Sunday, November 22, 2015

Homage to How it Was




We’ve been in our new home for three months now, but we never finished hanging the pictures.   Why did we let them all just sit there?  Why is putting up the pictures, a ritual we held off on for so long?  

Busy-ness aside, it’s likely because the arrangement cultivated over five years in the last place came to symbolize something about precisely where paintings should go, what they should be next to.  Waddling alone till today, I'd to have the simple epiphany that what ever will be done here will necessarily be new and not some approximate homage to how it used to be. 
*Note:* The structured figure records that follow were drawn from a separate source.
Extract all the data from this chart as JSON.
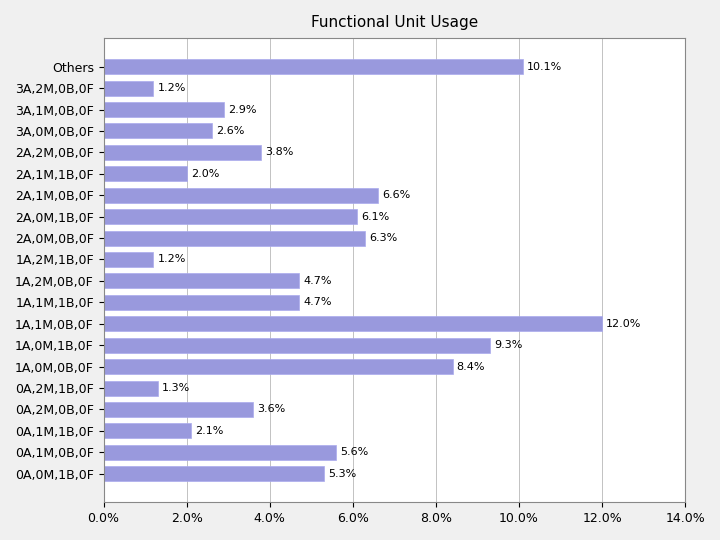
{
  "title": "Functional Unit Usage",
  "categories": [
    "0A,0M,1B,0F",
    "0A,1M,0B,0F",
    "0A,1M,1B,0F",
    "0A,2M,0B,0F",
    "0A,2M,1B,0F",
    "1A,0M,0B,0F",
    "1A,0M,1B,0F",
    "1A,1M,0B,0F",
    "1A,1M,1B,0F",
    "1A,2M,0B,0F",
    "1A,2M,1B,0F",
    "2A,0M,0B,0F",
    "2A,0M,1B,0F",
    "2A,1M,0B,0F",
    "2A,1M,1B,0F",
    "2A,2M,0B,0F",
    "3A,0M,0B,0F",
    "3A,1M,0B,0F",
    "3A,2M,0B,0F",
    "Others"
  ],
  "values": [
    5.3,
    5.6,
    2.1,
    3.6,
    1.3,
    8.4,
    9.3,
    12.0,
    4.7,
    4.7,
    1.2,
    6.3,
    6.1,
    6.6,
    2.0,
    3.8,
    2.6,
    2.9,
    1.2,
    10.1
  ],
  "bar_color": "#9999dd",
  "bar_edgecolor": "#aaaaee",
  "xlim": [
    0,
    14.0
  ],
  "xticks": [
    0.0,
    2.0,
    4.0,
    6.0,
    8.0,
    10.0,
    12.0,
    14.0
  ],
  "xlabel": "",
  "ylabel": "",
  "title_fontsize": 11,
  "tick_fontsize": 9,
  "label_fontsize": 9,
  "fig_bg": "#f0f0f0",
  "plot_bg": "#ffffff"
}
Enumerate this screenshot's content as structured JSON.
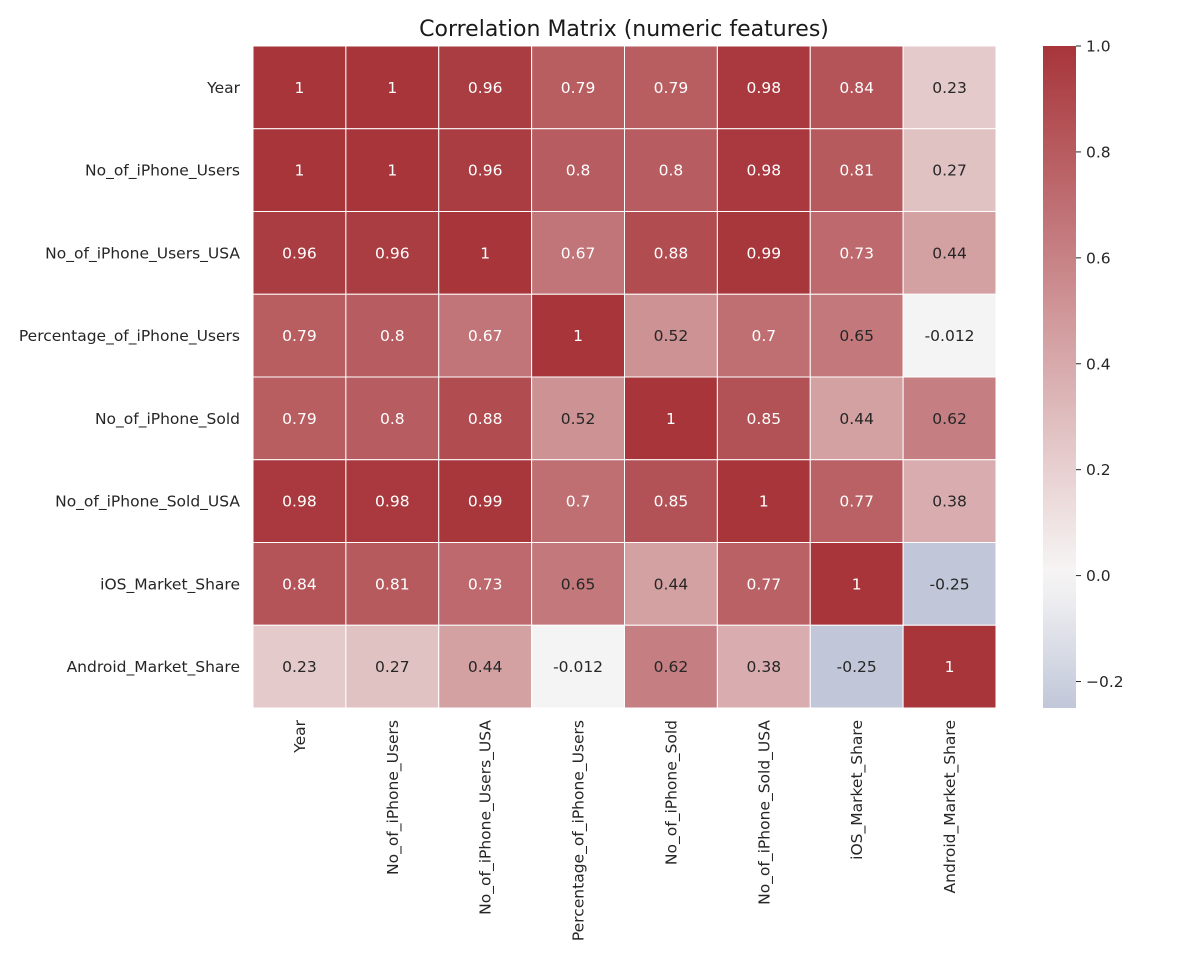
{
  "chart_data": {
    "type": "heatmap",
    "title": "Correlation Matrix (numeric features)",
    "xlabel": "",
    "ylabel": "",
    "row_labels": [
      "Year",
      "No_of_iPhone_Users",
      "No_of_iPhone_Users_USA",
      "Percentage_of_iPhone_Users",
      "No_of_iPhone_Sold",
      "No_of_iPhone_Sold_USA",
      "iOS_Market_Share",
      "Android_Market_Share"
    ],
    "col_labels": [
      "Year",
      "No_of_iPhone_Users",
      "No_of_iPhone_Users_USA",
      "Percentage_of_iPhone_Users",
      "No_of_iPhone_Sold",
      "No_of_iPhone_Sold_USA",
      "iOS_Market_Share",
      "Android_Market_Share"
    ],
    "values": [
      [
        1,
        1,
        0.96,
        0.79,
        0.79,
        0.98,
        0.84,
        0.23
      ],
      [
        1,
        1,
        0.96,
        0.8,
        0.8,
        0.98,
        0.81,
        0.27
      ],
      [
        0.96,
        0.96,
        1,
        0.67,
        0.88,
        0.99,
        0.73,
        0.44
      ],
      [
        0.79,
        0.8,
        0.67,
        1,
        0.52,
        0.7,
        0.65,
        -0.012
      ],
      [
        0.79,
        0.8,
        0.88,
        0.52,
        1,
        0.85,
        0.44,
        0.62
      ],
      [
        0.98,
        0.98,
        0.99,
        0.7,
        0.85,
        1,
        0.77,
        0.38
      ],
      [
        0.84,
        0.81,
        0.73,
        0.65,
        0.44,
        0.77,
        1,
        -0.25
      ],
      [
        0.23,
        0.27,
        0.44,
        -0.012,
        0.62,
        0.38,
        -0.25,
        1
      ]
    ],
    "colorbar": {
      "range": [
        -0.25,
        1.0
      ],
      "ticks": [
        -0.2,
        0.0,
        0.2,
        0.4,
        0.6,
        0.8,
        1.0
      ],
      "tick_labels": [
        "−0.2",
        "0.0",
        "0.2",
        "0.4",
        "0.6",
        "0.8",
        "1.0"
      ]
    },
    "colormap": {
      "high": "#a7353a",
      "mid": "#f7f6f6",
      "low": "#c1c7d9",
      "center": 0
    },
    "annotate": true,
    "grid_lines": "white"
  }
}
                                                                             
I’ve got my office all spruced up now.  There are new, odd pairings of things demanding attention where all'd so recently been bare.  The photo of an open backed music truck making its way through the main street in Jacmel, Haiti.  A cold, snowy print of the Kinryusan Temple at Sensoji in Tokyo done by Ando Hiroshige in orange, and red, and white, and green, from some two hundred and fifty years ago.  On the other side of the bookshelf, another wintery scene swirls in the night time blue of Montreal.  A map of Asia from some nineteenth century periodical that now finally has a place from which to communicate.   I've got my scent around this place for the first time.  



We needn’t say anything definitive here.  We needn’t necessarily balance the representation so that it speaks to whatever all of me is.  I just need few shards of my life’s mirror reflecting back at me.  Now I have more than today to think about.